There seems to be more violence - including rape - in the remote areas where workers mine DR Congo's rich resources, including coltan, or columbite-tantalite, a highly sought-after ore used in cell phones and computer chips, Brown said.

Most of the ore is mined illegally and smuggled over the country's eastern borders by militias from neighbouring Uganda, Burundi and Rwanda, the UN says. The mining activity fuels the war and violence.

And as the women continue to be brutalized, the panelists said, it seems increasingly difficult, or even impossible, to rehabilitate them.

Part of the answer is listening to personal narratives, Brown said.

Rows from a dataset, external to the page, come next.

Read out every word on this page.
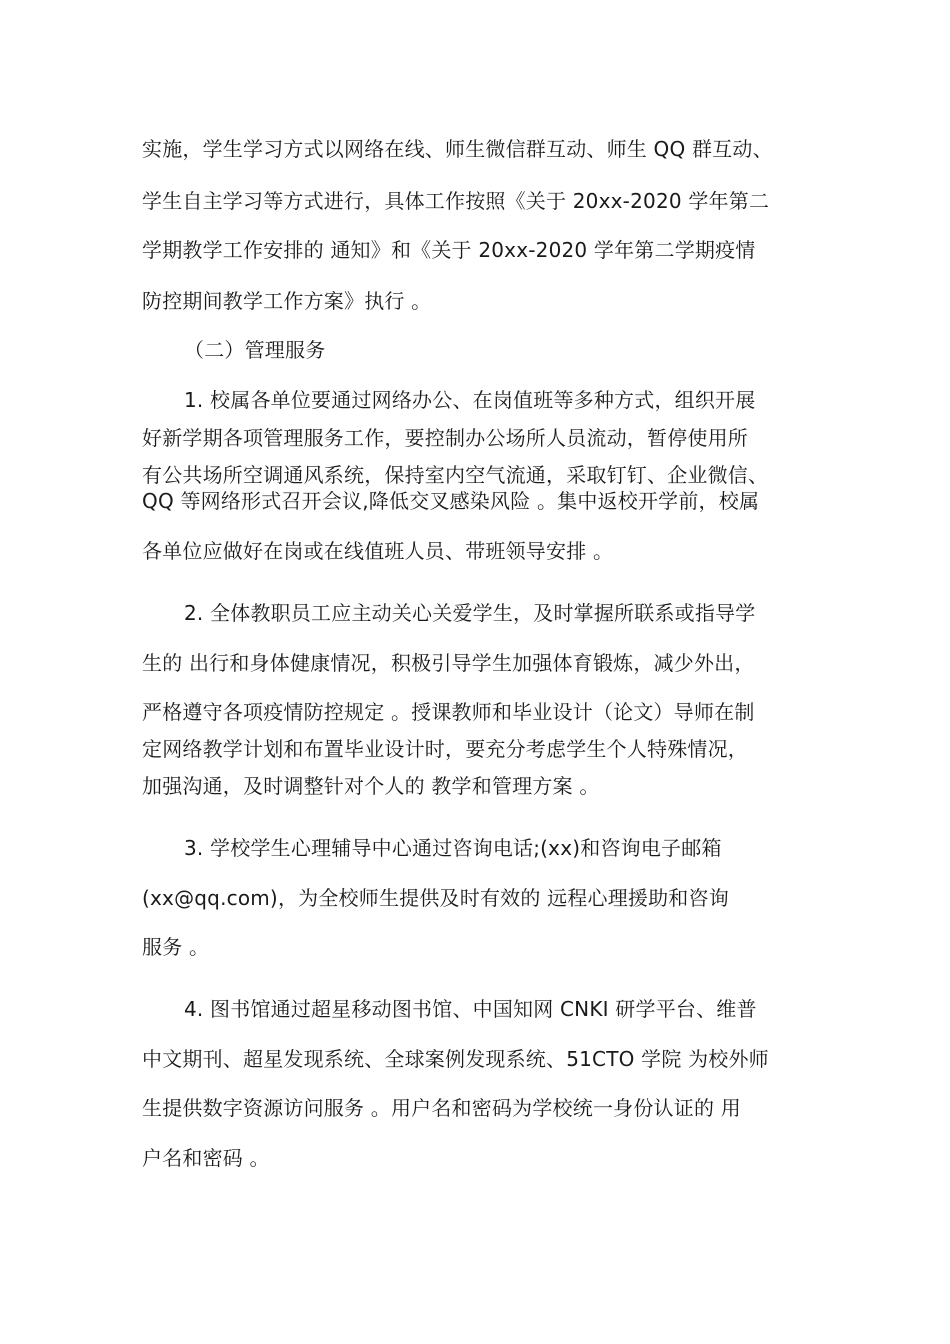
实施，学生学习方式以网络在线、师生微信群互动、师生 QQ 群互动、
学生自主学习等方式进行，具体工作按照《关于 20xx-2020 学年第二
学期教学工作安排的 通知》和《关于 20xx-2020 学年第二学期疫情
防控期间教学工作方案》执行 。
（二）管理服务
1. 校属各单位要通过网络办公、在岗值班等多种方式，组织开展
好新学期各项管理服务工作，要控制办公场所人员流动，暂停使用所
有公共场所空调通风系统，保持室内空气流通，采取钉钉、企业微信、
QQ 等网络形式召开会议,降低交叉感染风险 。集中返校开学前，校属
各单位应做好在岗或在线值班人员、带班领导安排 。
2. 全体教职员工应主动关心关爱学生，及时掌握所联系或指导学
生的 出行和身体健康情况，积极引导学生加强体育锻炼，减少外出，
严格遵守各项疫情防控规定 。授课教师和毕业设计（论文）导师在制
定网络教学计划和布置毕业设计时，要充分考虑学生个人特殊情况，
加强沟通，及时调整针对个人的 教学和管理方案 。
3. 学校学生心理辅导中心通过咨询电话;(xx)和咨询电子邮箱
(xx@qq.com)，为全校师生提供及时有效的 远程心理援助和咨询
服务 。
4. 图书馆通过超星移动图书馆、中国知网 CNKI 研学平台、维普
中文期刊、超星发现系统、全球案例发现系统、51CTO 学院 为校外师
生提供数字资源访问服务 。用户名和密码为学校统一身份认证的 用
户名和密码 。
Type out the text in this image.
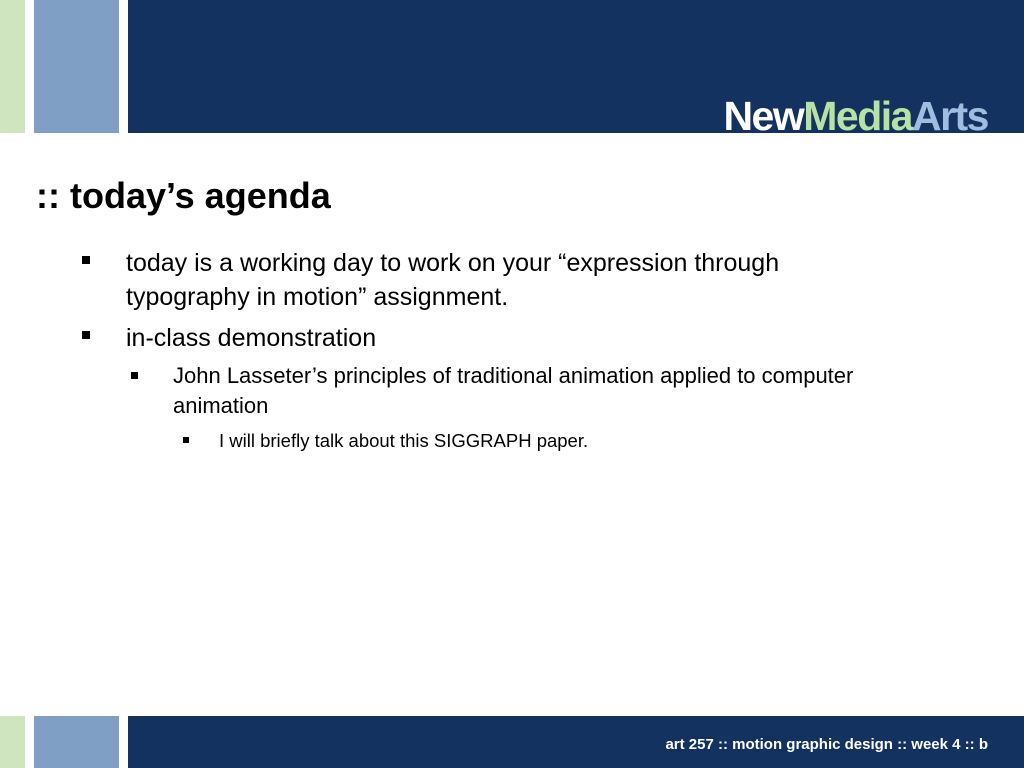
NewMediaArts
:: today’s agenda
today is a working day to work on your “expression through typography in motion” assignment.
in-class demonstration
John Lasseter’s principles of traditional animation applied to computer animation
I will briefly talk about this SIGGRAPH paper.
art 257 :: motion graphic design :: week 4 :: b
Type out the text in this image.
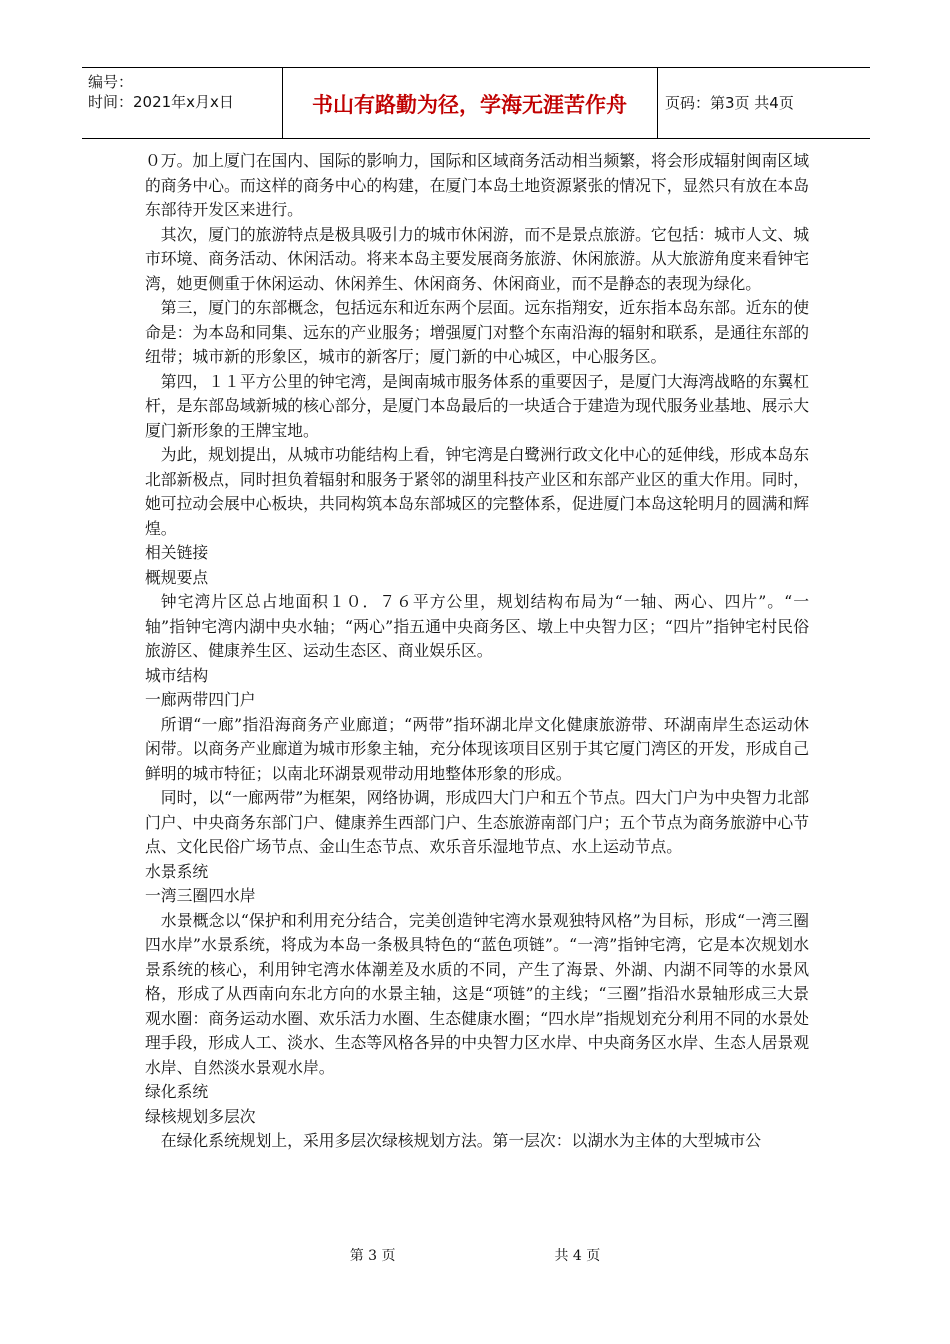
编号：
时间：2021年x月x日	书山有路勤为径，学海无涯苦作舟	页码：第3页 共4页

０万。加上厦门在国内、国际的影响力，国际和区域商务活动相当频繁，将会形成辐射闽南区域的商务中心。而这样的商务中心的构建，在厦门本岛土地资源紧张的情况下，显然只有放在本岛东部待开发区来进行。

其次，厦门的旅游特点是极具吸引力的城市休闲游，而不是景点旅游。它包括：城市人文、城市环境、商务活动、休闲活动。将来本岛主要发展商务旅游、休闲旅游。从大旅游角度来看钟宅湾，她更侧重于休闲运动、休闲养生、休闲商务、休闲商业，而不是静态的表现为绿化。

第三，厦门的东部概念，包括远东和近东两个层面。远东指翔安，近东指本岛东部。近东的使命是：为本岛和同集、远东的产业服务；增强厦门对整个东南沿海的辐射和联系，是通往东部的纽带；城市新的形象区，城市的新客厅；厦门新的中心城区，中心服务区。

第四，１１平方公里的钟宅湾，是闽南城市服务体系的重要因子，是厦门大海湾战略的东翼杠杆，是东部岛域新城的核心部分，是厦门本岛最后的一块适合于建造为现代服务业基地、展示大厦门新形象的王牌宝地。

为此，规划提出，从城市功能结构上看，钟宅湾是白鹭洲行政文化中心的延伸线，形成本岛东北部新极点，同时担负着辐射和服务于紧邻的湖里科技产业区和东部产业区的重大作用。同时，她可拉动会展中心板块，共同构筑本岛东部城区的完整体系，促进厦门本岛这轮明月的圆满和辉煌。

相关链接

概规要点

钟宅湾片区总占地面积１０．７６平方公里，规划结构布局为“一轴、两心、四片”。“一轴”指钟宅湾内湖中央水轴；“两心”指五通中央商务区、墩上中央智力区；“四片”指钟宅村民俗旅游区、健康养生区、运动生态区、商业娱乐区。

城市结构

一廊两带四门户

所谓“一廊”指沿海商务产业廊道；“两带”指环湖北岸文化健康旅游带、环湖南岸生态运动休闲带。以商务产业廊道为城市形象主轴，充分体现该项目区别于其它厦门湾区的开发，形成自己鲜明的城市特征；以南北环湖景观带动用地整体形象的形成。

同时，以“一廊两带”为框架，网络协调，形成四大门户和五个节点。四大门户为中央智力北部门户、中央商务东部门户、健康养生西部门户、生态旅游南部门户；五个节点为商务旅游中心节点、文化民俗广场节点、金山生态节点、欢乐音乐湿地节点、水上运动节点。

水景系统

一湾三圈四水岸

水景概念以“保护和利用充分结合，完美创造钟宅湾水景观独特风格”为目标，形成“一湾三圈四水岸”水景系统，将成为本岛一条极具特色的“蓝色项链”。“一湾”指钟宅湾，它是本次规划水景系统的核心，利用钟宅湾水体潮差及水质的不同，产生了海景、外湖、内湖不同等的水景风格，形成了从西南向东北方向的水景主轴，这是“项链”的主线；“三圈”指沿水景轴形成三大景观水圈：商务运动水圈、欢乐活力水圈、生态健康水圈；“四水岸”指规划充分利用不同的水景处理手段，形成人工、淡水、生态等风格各异的中央智力区水岸、中央商务区水岸、生态人居景观水岸、自然淡水景观水岸。

绿化系统

绿核规划多层次

在绿化系统规划上，采用多层次绿核规划方法。第一层次：以湖水为主体的大型城市公

第 3 页	共 4 页
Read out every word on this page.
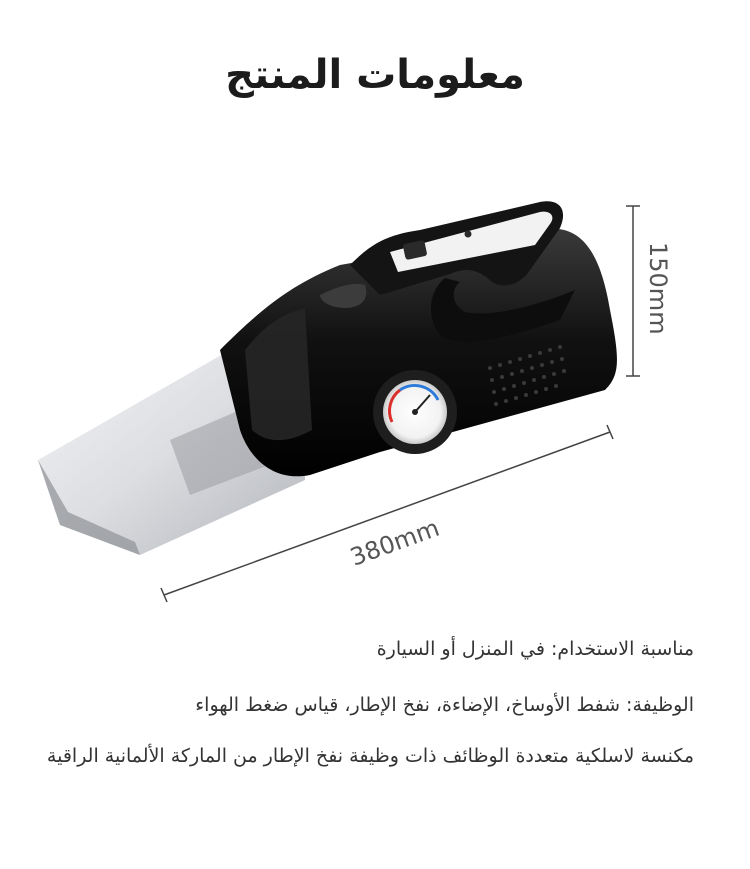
معلومات المنتج
150mm
380mm

مناسبة الاستخدام: في المنزل أو السيارة

الوظيفة: شفط الأوساخ، الإضاءة، نفخ الإطار، قياس ضغط الهواء

مكنسة لاسلكية متعددة الوظائف ذات وظيفة نفخ الإطار من الماركة الألمانية الراقية
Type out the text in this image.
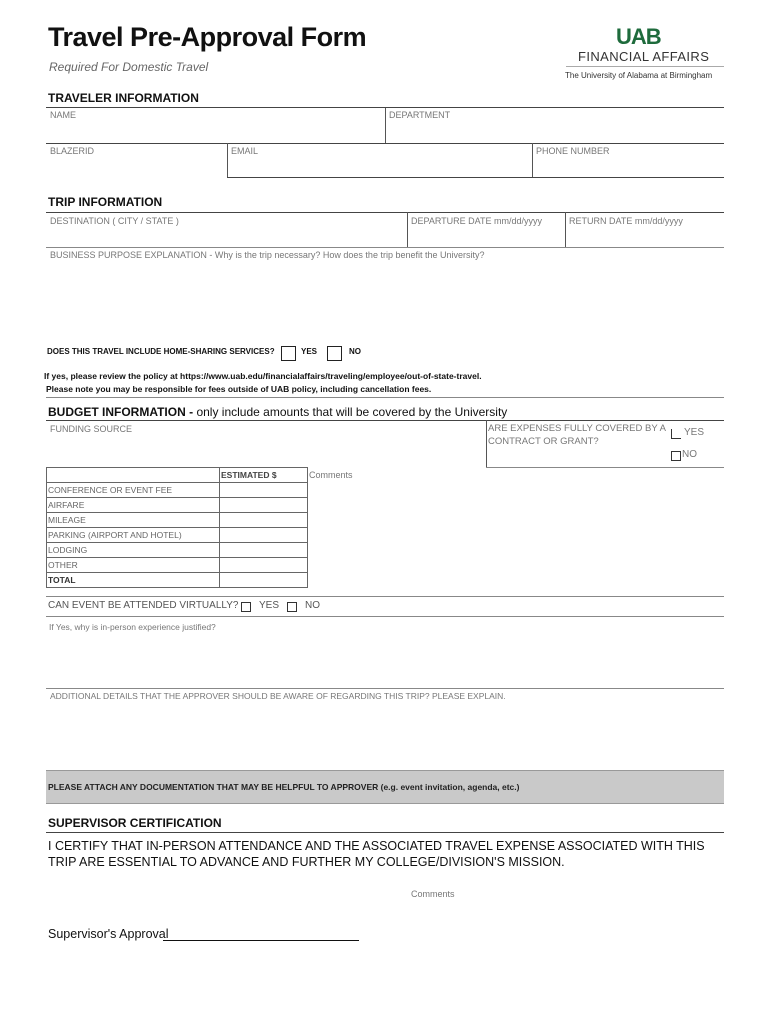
Travel Pre-Approval Form
Required For Domestic Travel
UAB
FINANCIAL AFFAIRS
The University of Alabama at Birmingham
TRAVELER INFORMATION
NAME	DEPARTMENT
BLAZERID	EMAIL	PHONE NUMBER
TRIP INFORMATION
DESTINATION ( CITY / STATE )	DEPARTURE DATE mm/dd/yyyy	RETURN DATE mm/dd/yyyy
BUSINESS PURPOSE EXPLANATION - Why is the trip necessary? How does the trip benefit the University?
DOES THIS TRAVEL INCLUDE HOME-SHARING SERVICES?	YES	NO
If yes, please review the policy at https://www.uab.edu/financialaffairs/traveling/employee/out-of-state-travel.
Please note you may be responsible for fees outside of UAB policy, including cancellation fees.
BUDGET INFORMATION - only include amounts that will be covered by the University
FUNDING SOURCE	ARE EXPENSES FULLY COVERED BY A CONTRACT OR GRANT?
YES
NO
	ESTIMATED $
CONFERENCE OR EVENT FEE	
AIRFARE	
MILEAGE	
PARKING (AIRPORT AND HOTEL)	
LODGING	
OTHER	
TOTAL	
Comments
CAN EVENT BE ATTENDED VIRTUALLY? YES	NO
If Yes, why is in-person experience justified?
ADDITIONAL DETAILS THAT THE APPROVER SHOULD BE AWARE OF REGARDING THIS TRIP? PLEASE EXPLAIN.
PLEASE ATTACH ANY DOCUMENTATION THAT MAY BE HELPFUL TO APPROVER (e.g. event invitation, agenda, etc.)
SUPERVISOR CERTIFICATION
I CERTIFY THAT IN-PERSON ATTENDANCE AND THE ASSOCIATED TRAVEL EXPENSE ASSOCIATED WITH THIS TRIP ARE ESSENTIAL TO ADVANCE AND FURTHER MY COLLEGE/DIVISION'S MISSION.
Comments
Supervisor's Approval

And it means accepting alternative views of what it means to be a woman in DR Congo, Rowe said after the panel discussion.

"The social stigma of being female and what that means from a womanhood perspective and sexuality is so different from our Western idea."

For some women, the rape doesn't have to define them - they don't allow it to, Rost van Tonningen said. And it's important to provide help in a way that doesn't revictimize the woman. If an organization opens up a centre for rape victims, and if a woman is seen going there, she could be shunned.

It also means understanding the soldiers taking part in the rapes are often victims, too.

"This is not a situation where a man was motivated to go into soldiering out of hate," Brown said. Many see the army as a gateway to education and a desk job. Many others, including children, are conscripted and forced to commit atrocious acts.

Organizations such as CARE recognize that women experience war as a stripping of resources, Rost van Tonningen said. So a big part of helping is getting women the resources they need.

That could mean something as simple as sanitary napkins, family planning support, or providing clean materials for childbirth.

For WarChild Canada, it's about finding hope in the country's future leaders.

"We see children as the peacemakers of tomorrow," Rowe said.

WarChild has rebuilt 20 schools that were reduced to "absolute rubble." The group helps provide education but also a space for the children - who have witnessed or been victims of unthinkable atrocities - to "renew and discuss," Rowe said.

"They're active participants in their own future."

And though women continue to be exploited as objects of war - as violence in Eastern DR Congo gets worse, not better - they have an amazing sense of strength, Rost van Tonningen said.

"They can't curl up in a little ball - they have to continue. They have to continue to survive, and ensure their families will survive."

Governance Village, Academic Council on the United Nations System and the Centre for International Governance Innovation,  hosted the panel discussion: "Women and Conflict in the Democratic Republic of Congo" on March 11. It commemorated International Women's Week and marked the opening of a photo exhibit: "Delivering Hope" with photos by Eddie Gerald on assignment for the UN World Food Programme.